I rank in-store sensing as one of the most significant opportunity areas for retail in the coming half-decade. The numerous point solution vendors exhibiting at NRF is evidence that others see the potential too.
But “path-tracking” and video shopper behavior analytics have been in the hopper for years without gaining much traction. The explanation is well stated by several of our colleagues here: The business benefits cases have not been perfected.
Shopper observation (in its several forms) is just one important category of sensing with potential to illuminate physical retail by capturing relevant data at the store level. Others — demand signal, inventory/display status, message/promotion delivery, employee merchandising actions — all could fit into a larger matrix that has yet to be conceived.
That adds up to a long list of tech investment decisions that retailers must balance against other imperatives that seem to be more urgent. So far, most are in a wilderness without a trail map.
Kudos, Nikki, for focusing us on this topic.
There is a tremendous opportunity here for traditional retailers to consider how they can also leverage (read: monetize) in-store data and consumer insights enabled by new tech with their trading partners.
In fact, traditional retailers can become digital disruptors themselves, creating entirely new business models, and teams focused not only on driving internal ROI (via business analytics for their end users), but also offsetting some of related costs by re-selling this in-store data and consumer insights into “at shelf impacts” that has tremendous value for their brand partners and suppliers. Without this capability, retailers will continue to lose trade funds to their competitors anyway.

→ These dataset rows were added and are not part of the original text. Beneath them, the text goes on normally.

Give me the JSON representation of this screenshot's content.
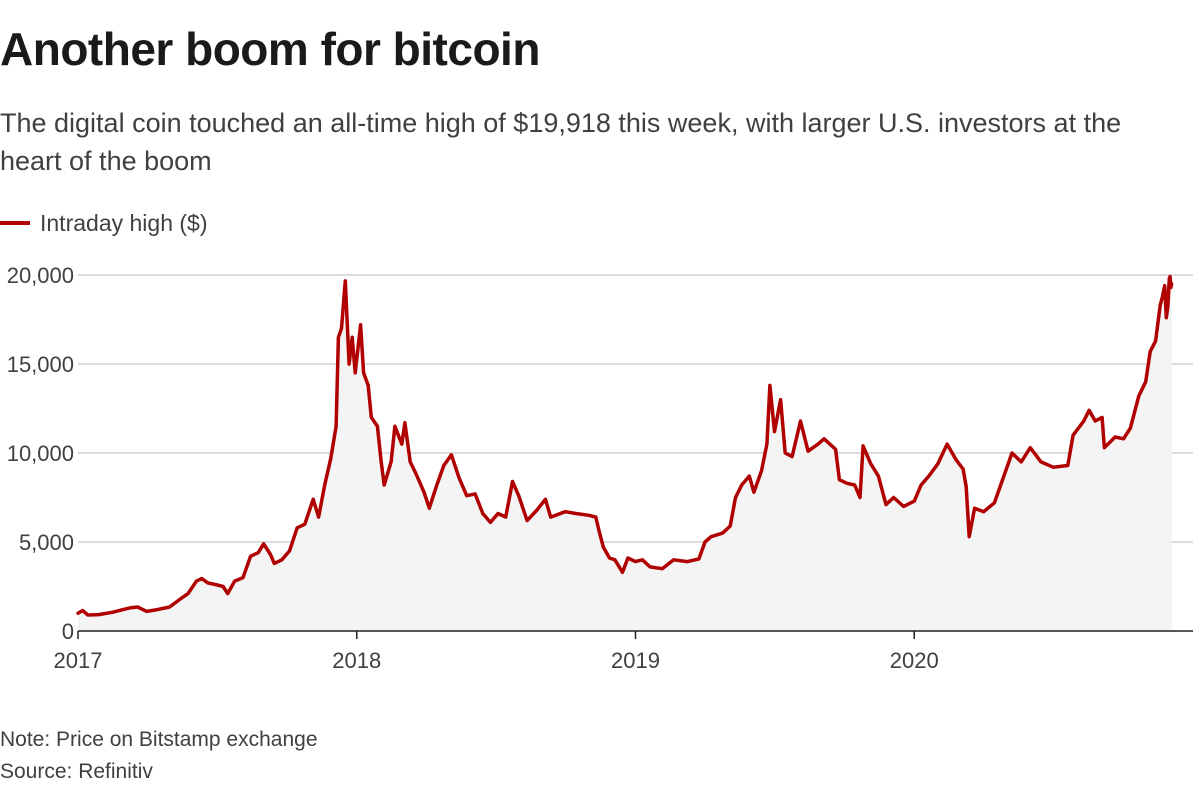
{
  "chart_data": {
    "type": "line",
    "title": "Another boom for bitcoin",
    "subtitle": "The digital coin touched an all-time high of $19,918 this week, with larger U.S. investors at the heart of the boom",
    "xlabel": "",
    "ylabel": "",
    "ylim": [
      0,
      20000
    ],
    "y_ticks": [
      0,
      5000,
      10000,
      15000,
      20000
    ],
    "y_tick_labels": [
      "0",
      "5,000",
      "10,000",
      "15,000",
      "20,000"
    ],
    "x_ticks": [
      "2017-01-01",
      "2018-01-01",
      "2019-01-01",
      "2020-01-01"
    ],
    "x_tick_labels": [
      "2017",
      "2018",
      "2019",
      "2020"
    ],
    "xlim": [
      "2017-01-01",
      "2020-12-31"
    ],
    "grid": "horizontal",
    "legend_position": "top-left",
    "series": [
      {
        "name": "Intraday high ($)",
        "color": "#b00000",
        "points": [
          [
            "2017-01-01",
            1000
          ],
          [
            "2017-01-07",
            1150
          ],
          [
            "2017-01-14",
            900
          ],
          [
            "2017-01-28",
            920
          ],
          [
            "2017-02-15",
            1050
          ],
          [
            "2017-03-01",
            1200
          ],
          [
            "2017-03-10",
            1300
          ],
          [
            "2017-03-20",
            1350
          ],
          [
            "2017-04-01",
            1100
          ],
          [
            "2017-04-15",
            1200
          ],
          [
            "2017-05-01",
            1350
          ],
          [
            "2017-05-15",
            1800
          ],
          [
            "2017-05-25",
            2100
          ],
          [
            "2017-06-05",
            2800
          ],
          [
            "2017-06-12",
            2950
          ],
          [
            "2017-06-20",
            2700
          ],
          [
            "2017-07-01",
            2600
          ],
          [
            "2017-07-10",
            2500
          ],
          [
            "2017-07-16",
            2100
          ],
          [
            "2017-07-25",
            2800
          ],
          [
            "2017-08-05",
            3000
          ],
          [
            "2017-08-15",
            4200
          ],
          [
            "2017-08-25",
            4400
          ],
          [
            "2017-09-01",
            4900
          ],
          [
            "2017-09-10",
            4300
          ],
          [
            "2017-09-15",
            3800
          ],
          [
            "2017-09-25",
            4000
          ],
          [
            "2017-10-05",
            4500
          ],
          [
            "2017-10-15",
            5800
          ],
          [
            "2017-10-25",
            6000
          ],
          [
            "2017-11-05",
            7400
          ],
          [
            "2017-11-12",
            6400
          ],
          [
            "2017-11-20",
            8200
          ],
          [
            "2017-11-28",
            9700
          ],
          [
            "2017-12-05",
            11500
          ],
          [
            "2017-12-08",
            16500
          ],
          [
            "2017-12-12",
            17000
          ],
          [
            "2017-12-17",
            19666
          ],
          [
            "2017-12-22",
            15000
          ],
          [
            "2017-12-26",
            16500
          ],
          [
            "2017-12-30",
            14500
          ],
          [
            "2018-01-06",
            17200
          ],
          [
            "2018-01-10",
            14500
          ],
          [
            "2018-01-16",
            13800
          ],
          [
            "2018-01-20",
            12000
          ],
          [
            "2018-01-28",
            11500
          ],
          [
            "2018-02-02",
            9500
          ],
          [
            "2018-02-06",
            8200
          ],
          [
            "2018-02-15",
            9500
          ],
          [
            "2018-02-20",
            11500
          ],
          [
            "2018-03-01",
            10500
          ],
          [
            "2018-03-05",
            11700
          ],
          [
            "2018-03-12",
            9500
          ],
          [
            "2018-03-20",
            8800
          ],
          [
            "2018-03-30",
            7800
          ],
          [
            "2018-04-06",
            6900
          ],
          [
            "2018-04-15",
            8100
          ],
          [
            "2018-04-25",
            9300
          ],
          [
            "2018-05-05",
            9900
          ],
          [
            "2018-05-15",
            8600
          ],
          [
            "2018-05-25",
            7600
          ],
          [
            "2018-06-05",
            7700
          ],
          [
            "2018-06-15",
            6600
          ],
          [
            "2018-06-25",
            6100
          ],
          [
            "2018-07-05",
            6600
          ],
          [
            "2018-07-15",
            6400
          ],
          [
            "2018-07-24",
            8400
          ],
          [
            "2018-08-01",
            7600
          ],
          [
            "2018-08-12",
            6200
          ],
          [
            "2018-08-25",
            6800
          ],
          [
            "2018-09-05",
            7400
          ],
          [
            "2018-09-12",
            6400
          ],
          [
            "2018-10-01",
            6700
          ],
          [
            "2018-10-15",
            6600
          ],
          [
            "2018-11-01",
            6500
          ],
          [
            "2018-11-10",
            6400
          ],
          [
            "2018-11-15",
            5500
          ],
          [
            "2018-11-20",
            4700
          ],
          [
            "2018-11-28",
            4100
          ],
          [
            "2018-12-05",
            4000
          ],
          [
            "2018-12-15",
            3300
          ],
          [
            "2018-12-22",
            4100
          ],
          [
            "2019-01-01",
            3900
          ],
          [
            "2019-01-10",
            4000
          ],
          [
            "2019-01-20",
            3600
          ],
          [
            "2019-02-05",
            3500
          ],
          [
            "2019-02-20",
            4000
          ],
          [
            "2019-03-10",
            3900
          ],
          [
            "2019-03-25",
            4050
          ],
          [
            "2019-04-02",
            5000
          ],
          [
            "2019-04-10",
            5300
          ],
          [
            "2019-04-25",
            5500
          ],
          [
            "2019-05-05",
            5900
          ],
          [
            "2019-05-12",
            7500
          ],
          [
            "2019-05-20",
            8200
          ],
          [
            "2019-05-30",
            8700
          ],
          [
            "2019-06-05",
            7800
          ],
          [
            "2019-06-15",
            9000
          ],
          [
            "2019-06-22",
            10500
          ],
          [
            "2019-06-26",
            13800
          ],
          [
            "2019-07-02",
            11200
          ],
          [
            "2019-07-10",
            13000
          ],
          [
            "2019-07-16",
            10000
          ],
          [
            "2019-07-25",
            9800
          ],
          [
            "2019-08-05",
            11800
          ],
          [
            "2019-08-15",
            10100
          ],
          [
            "2019-08-28",
            10500
          ],
          [
            "2019-09-05",
            10800
          ],
          [
            "2019-09-20",
            10200
          ],
          [
            "2019-09-25",
            8500
          ],
          [
            "2019-10-05",
            8300
          ],
          [
            "2019-10-15",
            8200
          ],
          [
            "2019-10-22",
            7500
          ],
          [
            "2019-10-26",
            10400
          ],
          [
            "2019-11-05",
            9400
          ],
          [
            "2019-11-15",
            8700
          ],
          [
            "2019-11-25",
            7100
          ],
          [
            "2019-12-05",
            7500
          ],
          [
            "2019-12-18",
            7000
          ],
          [
            "2020-01-01",
            7300
          ],
          [
            "2020-01-10",
            8200
          ],
          [
            "2020-01-20",
            8700
          ],
          [
            "2020-02-01",
            9400
          ],
          [
            "2020-02-13",
            10500
          ],
          [
            "2020-02-25",
            9600
          ],
          [
            "2020-03-05",
            9100
          ],
          [
            "2020-03-09",
            8100
          ],
          [
            "2020-03-13",
            5300
          ],
          [
            "2020-03-20",
            6900
          ],
          [
            "2020-04-01",
            6700
          ],
          [
            "2020-04-15",
            7200
          ],
          [
            "2020-04-29",
            8900
          ],
          [
            "2020-05-08",
            10000
          ],
          [
            "2020-05-20",
            9500
          ],
          [
            "2020-06-01",
            10300
          ],
          [
            "2020-06-15",
            9500
          ],
          [
            "2020-07-01",
            9200
          ],
          [
            "2020-07-20",
            9300
          ],
          [
            "2020-07-27",
            11000
          ],
          [
            "2020-08-10",
            11800
          ],
          [
            "2020-08-17",
            12400
          ],
          [
            "2020-08-25",
            11800
          ],
          [
            "2020-09-03",
            12000
          ],
          [
            "2020-09-06",
            10300
          ],
          [
            "2020-09-20",
            10900
          ],
          [
            "2020-10-01",
            10800
          ],
          [
            "2020-10-10",
            11400
          ],
          [
            "2020-10-21",
            13200
          ],
          [
            "2020-10-30",
            14000
          ],
          [
            "2020-11-05",
            15700
          ],
          [
            "2020-11-12",
            16300
          ],
          [
            "2020-11-18",
            18300
          ],
          [
            "2020-11-21",
            18800
          ],
          [
            "2020-11-24",
            19400
          ],
          [
            "2020-11-26",
            17600
          ],
          [
            "2020-11-28",
            18200
          ],
          [
            "2020-11-30",
            19800
          ],
          [
            "2020-12-01",
            19918
          ],
          [
            "2020-12-02",
            19300
          ],
          [
            "2020-12-03",
            19500
          ]
        ]
      }
    ]
  },
  "note": "Note: Price on Bitstamp exchange",
  "source": "Source: Refinitiv"
}
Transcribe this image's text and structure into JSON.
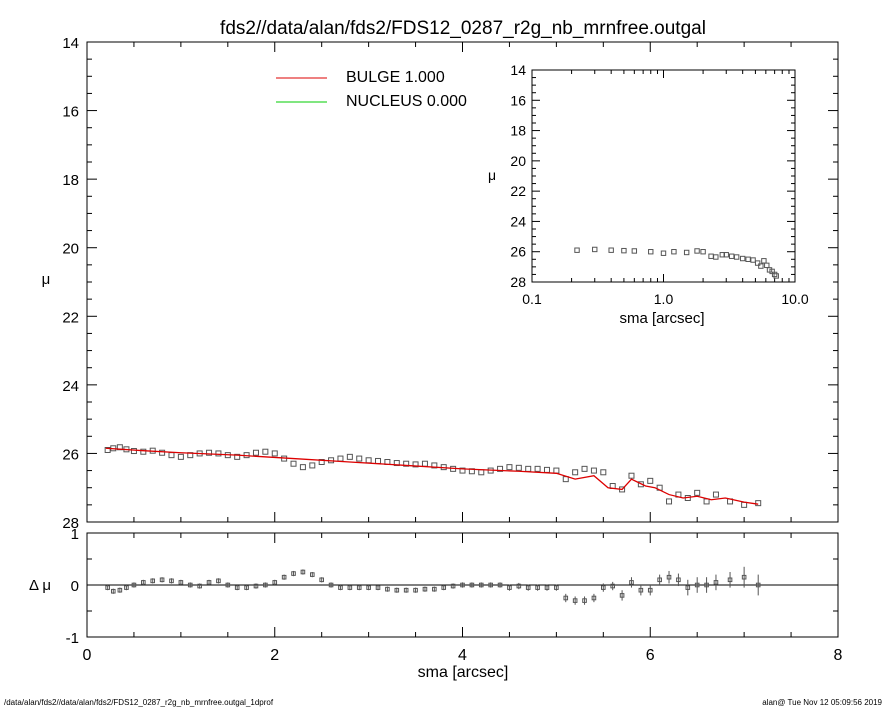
{
  "title": "fds2//data/alan/fds2/FDS12_0287_r2g_nb_mrnfree.outgal",
  "footer_left": "/data/alan/fds2//data/alan/fds2/FDS12_0287_r2g_nb_mrnfree.outgal_1dprof",
  "footer_right": "alan@  Tue Nov 12 05:09:56 2019",
  "colors": {
    "data": "#555555",
    "bulge": "#dd0000",
    "nucleus": "#00cc00",
    "axes": "#000000"
  },
  "chart_data": [
    {
      "name": "main-profile",
      "type": "scatter",
      "xlabel": "",
      "ylabel": "μ",
      "xlim": [
        0,
        8
      ],
      "ylim": [
        28,
        14
      ],
      "x_ticks": [
        0,
        2,
        4,
        6,
        8
      ],
      "y_ticks": [
        14,
        16,
        18,
        20,
        22,
        24,
        26,
        28
      ],
      "legend": {
        "placement": "top-center",
        "entries": [
          {
            "label": "BULGE  1.000",
            "color": "#dd0000"
          },
          {
            "label": "NUCLEUS  0.000",
            "color": "#00cc00"
          }
        ]
      },
      "series": [
        {
          "role": "data",
          "x": [
            0.22,
            0.28,
            0.35,
            0.42,
            0.5,
            0.6,
            0.7,
            0.8,
            0.9,
            1.0,
            1.1,
            1.2,
            1.3,
            1.4,
            1.5,
            1.6,
            1.7,
            1.8,
            1.9,
            2.0,
            2.1,
            2.2,
            2.3,
            2.4,
            2.5,
            2.6,
            2.7,
            2.8,
            2.9,
            3.0,
            3.1,
            3.2,
            3.3,
            3.4,
            3.5,
            3.6,
            3.7,
            3.8,
            3.9,
            4.0,
            4.1,
            4.2,
            4.3,
            4.4,
            4.5,
            4.6,
            4.7,
            4.8,
            4.9,
            5.0,
            5.1,
            5.2,
            5.3,
            5.4,
            5.5,
            5.6,
            5.7,
            5.8,
            5.9,
            6.0,
            6.1,
            6.2,
            6.3,
            6.4,
            6.5,
            6.6,
            6.7,
            6.85,
            7.0,
            7.15
          ],
          "y": [
            25.9,
            25.85,
            25.82,
            25.88,
            25.93,
            25.95,
            25.92,
            25.98,
            26.05,
            26.1,
            26.05,
            26.0,
            25.98,
            26.0,
            26.05,
            26.1,
            26.05,
            25.98,
            25.95,
            26.0,
            26.15,
            26.3,
            26.4,
            26.35,
            26.25,
            26.2,
            26.15,
            26.1,
            26.15,
            26.2,
            26.22,
            26.25,
            26.28,
            26.3,
            26.32,
            26.3,
            26.35,
            26.4,
            26.45,
            26.5,
            26.52,
            26.55,
            26.5,
            26.45,
            26.4,
            26.42,
            26.45,
            26.45,
            26.48,
            26.5,
            26.75,
            26.55,
            26.45,
            26.5,
            26.55,
            26.95,
            27.05,
            26.65,
            26.9,
            26.8,
            27.0,
            27.4,
            27.2,
            27.3,
            27.15,
            27.4,
            27.2,
            27.4,
            27.5,
            27.45
          ]
        },
        {
          "role": "bulge",
          "name": "BULGE",
          "x": [
            0.2,
            0.6,
            1.0,
            1.6,
            2.2,
            2.8,
            3.4,
            4.0,
            4.6,
            5.0,
            5.2,
            5.4,
            5.55,
            5.7,
            5.8,
            5.95,
            6.05,
            6.2,
            6.35,
            6.5,
            6.65,
            6.8,
            7.0,
            7.15
          ],
          "y": [
            25.85,
            25.92,
            25.98,
            26.05,
            26.15,
            26.25,
            26.35,
            26.45,
            26.52,
            26.58,
            26.75,
            26.65,
            27.0,
            27.05,
            26.75,
            26.95,
            27.0,
            27.2,
            27.3,
            27.25,
            27.35,
            27.3,
            27.42,
            27.48
          ]
        }
      ]
    },
    {
      "name": "residuals",
      "type": "scatter",
      "xlabel": "sma [arcsec]",
      "ylabel": "Δ μ",
      "xlim": [
        0,
        8
      ],
      "ylim": [
        -1,
        1
      ],
      "x_ticks": [
        0,
        2,
        4,
        6,
        8
      ],
      "y_ticks": [
        1,
        0,
        -1
      ],
      "reference_line": 0,
      "series": [
        {
          "role": "residual",
          "x": [
            0.22,
            0.28,
            0.35,
            0.42,
            0.5,
            0.6,
            0.7,
            0.8,
            0.9,
            1.0,
            1.1,
            1.2,
            1.3,
            1.4,
            1.5,
            1.6,
            1.7,
            1.8,
            1.9,
            2.0,
            2.1,
            2.2,
            2.3,
            2.4,
            2.5,
            2.6,
            2.7,
            2.8,
            2.9,
            3.0,
            3.1,
            3.2,
            3.3,
            3.4,
            3.5,
            3.6,
            3.7,
            3.8,
            3.9,
            4.0,
            4.1,
            4.2,
            4.3,
            4.4,
            4.5,
            4.6,
            4.7,
            4.8,
            4.9,
            5.0,
            5.1,
            5.2,
            5.3,
            5.4,
            5.5,
            5.6,
            5.7,
            5.8,
            5.9,
            6.0,
            6.1,
            6.2,
            6.3,
            6.4,
            6.5,
            6.6,
            6.7,
            6.85,
            7.0,
            7.15
          ],
          "y": [
            -0.05,
            -0.12,
            -0.1,
            -0.05,
            0.0,
            0.05,
            0.08,
            0.1,
            0.08,
            0.05,
            0.0,
            -0.02,
            0.05,
            0.08,
            0.0,
            -0.05,
            -0.05,
            -0.02,
            0.0,
            0.05,
            0.15,
            0.22,
            0.25,
            0.2,
            0.1,
            0.0,
            -0.05,
            -0.05,
            -0.05,
            -0.05,
            -0.05,
            -0.08,
            -0.1,
            -0.1,
            -0.1,
            -0.08,
            -0.08,
            -0.05,
            -0.02,
            0.0,
            0.0,
            0.0,
            0.0,
            0.0,
            -0.05,
            -0.02,
            -0.05,
            -0.05,
            -0.05,
            -0.05,
            -0.25,
            -0.3,
            -0.3,
            -0.25,
            -0.05,
            -0.02,
            -0.2,
            0.05,
            -0.1,
            -0.1,
            0.1,
            0.15,
            0.1,
            -0.05,
            0.0,
            0.0,
            0.05,
            0.1,
            0.15,
            0.0
          ],
          "err": [
            0.05,
            0.05,
            0.05,
            0.05,
            0.05,
            0.05,
            0.05,
            0.05,
            0.05,
            0.05,
            0.05,
            0.05,
            0.05,
            0.05,
            0.05,
            0.05,
            0.05,
            0.05,
            0.05,
            0.05,
            0.05,
            0.05,
            0.05,
            0.05,
            0.05,
            0.05,
            0.05,
            0.05,
            0.05,
            0.05,
            0.05,
            0.05,
            0.05,
            0.05,
            0.05,
            0.05,
            0.05,
            0.05,
            0.05,
            0.05,
            0.05,
            0.05,
            0.05,
            0.05,
            0.06,
            0.06,
            0.06,
            0.06,
            0.06,
            0.06,
            0.08,
            0.08,
            0.08,
            0.08,
            0.08,
            0.08,
            0.1,
            0.1,
            0.1,
            0.1,
            0.1,
            0.12,
            0.12,
            0.15,
            0.15,
            0.15,
            0.15,
            0.15,
            0.2,
            0.2
          ]
        }
      ]
    },
    {
      "name": "inset-log-profile",
      "type": "scatter",
      "xlabel": "sma [arcsec]",
      "ylabel": "μ",
      "x_scale": "log",
      "xlim": [
        0.1,
        10
      ],
      "ylim": [
        28,
        14
      ],
      "x_ticks": [
        0.1,
        1.0,
        10.0
      ],
      "x_tick_labels": [
        "0.1",
        "1.0",
        "10.0"
      ],
      "y_ticks": [
        14,
        16,
        18,
        20,
        22,
        24,
        26,
        28
      ],
      "series": [
        {
          "role": "data",
          "x": [
            0.22,
            0.3,
            0.4,
            0.5,
            0.6,
            0.8,
            1.0,
            1.2,
            1.5,
            1.8,
            2.0,
            2.3,
            2.5,
            2.8,
            3.0,
            3.3,
            3.6,
            4.0,
            4.4,
            4.8,
            5.2,
            5.5,
            5.8,
            6.1,
            6.4,
            6.7,
            7.0,
            7.2
          ],
          "y": [
            25.9,
            25.85,
            25.9,
            25.93,
            25.95,
            26.0,
            26.1,
            26.0,
            26.05,
            25.95,
            26.0,
            26.3,
            26.35,
            26.2,
            26.2,
            26.3,
            26.35,
            26.45,
            26.5,
            26.55,
            26.75,
            26.95,
            26.6,
            26.9,
            27.2,
            27.3,
            27.5,
            27.6
          ]
        }
      ]
    }
  ]
}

Further, considering the millions of dollars spent (and collected by) third-party providers (brokers, syndicated data providers, etc.), whose business model is essentially reselling retail execution data to measure in-store execution of displays, promotions, pricing, etc. in sample stores and often weeks after the fact, there is a natural new revenue model here for retailers capable of providing real-time and holistic data and insights by working directly with their trading partners in a more collaborative manner.
Rather than focusing on barriers, retail leaders are already leaning in, considering the bigger picture (e.g. data monetization), and the competitive implications of sitting on the sidelines.
In-store technologies, like sensors, electronic shelf labels, smart carts, tunnel scanners, etc., have been around for decades. What’s prevented retailers from benefiting from them is 1) their resistance to change 2) their ability to take action (in scale) from insights gathered.